Терпению русских людей пришел конец. Первым против захватчиков, опекаемых двоедушной Семибоярщиной, поднялся рязанский воевода, предводитель тамошнего дворянства Прокопий Ляпунов. «Из державцев земли нашей, — возопил он, — бояре стали ее губителями, променяли свое государское прирождение на худое рабское служение врагу!». В ответ московские бояре заодно с ляхами устроили на него охоту и чуть было не схватили в собственном поместье на реке Проне. Но Ляпунову удалось выскользнуть у них из-под носа и укрыться за деревянными стенами Пронска.

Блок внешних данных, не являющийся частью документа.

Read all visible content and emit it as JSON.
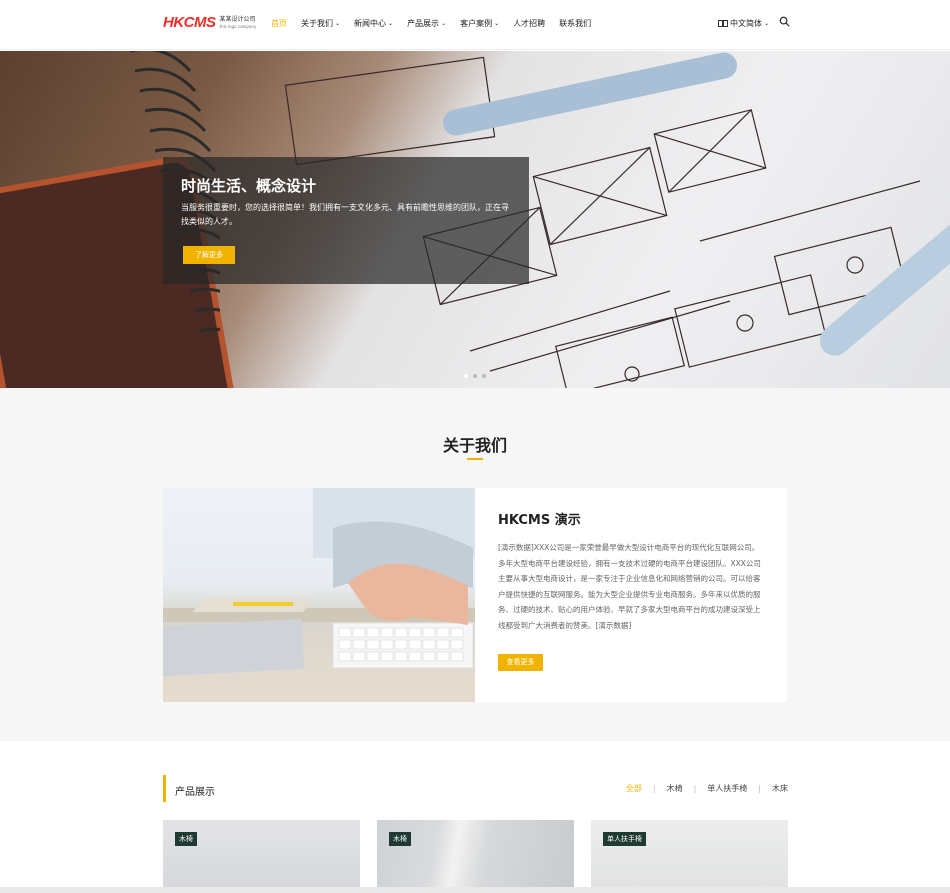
{
  "header": {
    "logo_mark": "HKCMS",
    "logo_cn": "某某设计公司",
    "logo_en": "this logo company",
    "nav": [
      {
        "label": "首页",
        "dropdown": false
      },
      {
        "label": "关于我们",
        "dropdown": true
      },
      {
        "label": "新闻中心",
        "dropdown": true
      },
      {
        "label": "产品展示",
        "dropdown": true
      },
      {
        "label": "客户案例",
        "dropdown": true
      },
      {
        "label": "人才招聘",
        "dropdown": false
      },
      {
        "label": "联系我们",
        "dropdown": false
      }
    ],
    "language": "中文简体",
    "accent_color": "#f0b400"
  },
  "hero": {
    "title": "时尚生活、概念设计",
    "description": "当服务很重要时，您的选择很简单！我们拥有一支文化多元、具有前瞻性思维的团队，正在寻找类似的人才。",
    "button": "了解更多"
  },
  "about": {
    "title": "关于我们",
    "heading": "HKCMS 演示",
    "text": "[演示数据]XXX公司是一家荣誉最早做大型设计电商平台的现代化互联网公司。多年大型电商平台建设经验，拥有一支技术过硬的电商平台建设团队。XXX公司主要从事大型电商设计，是一家专注于企业信息化和网络营销的公司。可以给客户提供快捷的互联网服务。能为大型企业提供专业电商服务。多年来以优质的服务、过硬的技术、贴心的用户体验、早就了多家大型电商平台的成功建设深受上线都受到广大消费者的赞美。[演示数据]",
    "button": "查看更多"
  },
  "products": {
    "title": "产品展示",
    "tabs": [
      "全部",
      "木椅",
      "单人扶手椅",
      "木床"
    ],
    "cards": [
      {
        "tag": "木椅"
      },
      {
        "tag": "木椅"
      },
      {
        "tag": "单人扶手椅"
      }
    ]
  }
}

Сидя в осаде, он изловчился отправить окрест призывы о помощи.
От Пронска до Заразска [28] , где в ту пору воеводствовал Пожарский, сто десять верст. Но именно он вместе с коломенцами первым подоспел на помощь осажденным. Отогнав запорожских казаков и боярско-польских вояк, Пожарский доставил Ляпунова в Переяславль-Рязанский. Там их силы на время объединились.
Вдохновленный примером патриарха Гермогена, рязанский архиепископ при небывалом стечении народа благословил воевод на подвиг изгнания из русских земель богохульной латыни, которая эту землю псует и позорит. По сути дела именно там, в Переяславле-Рязанском, и родилось первое народное ополчение. Оно помнило слова князя Пожарского, еще при Шуйском разошедшиеся в народе: «Ныне ни царя Василья, ни вора, ни королевича не слушать, а стоять за государство!».
28
Заразы — отвесные кручи, обрывистый берег; отсюда название крепости, основанной в 1224 году на реке Остер; позже и доныне — город Зарайск.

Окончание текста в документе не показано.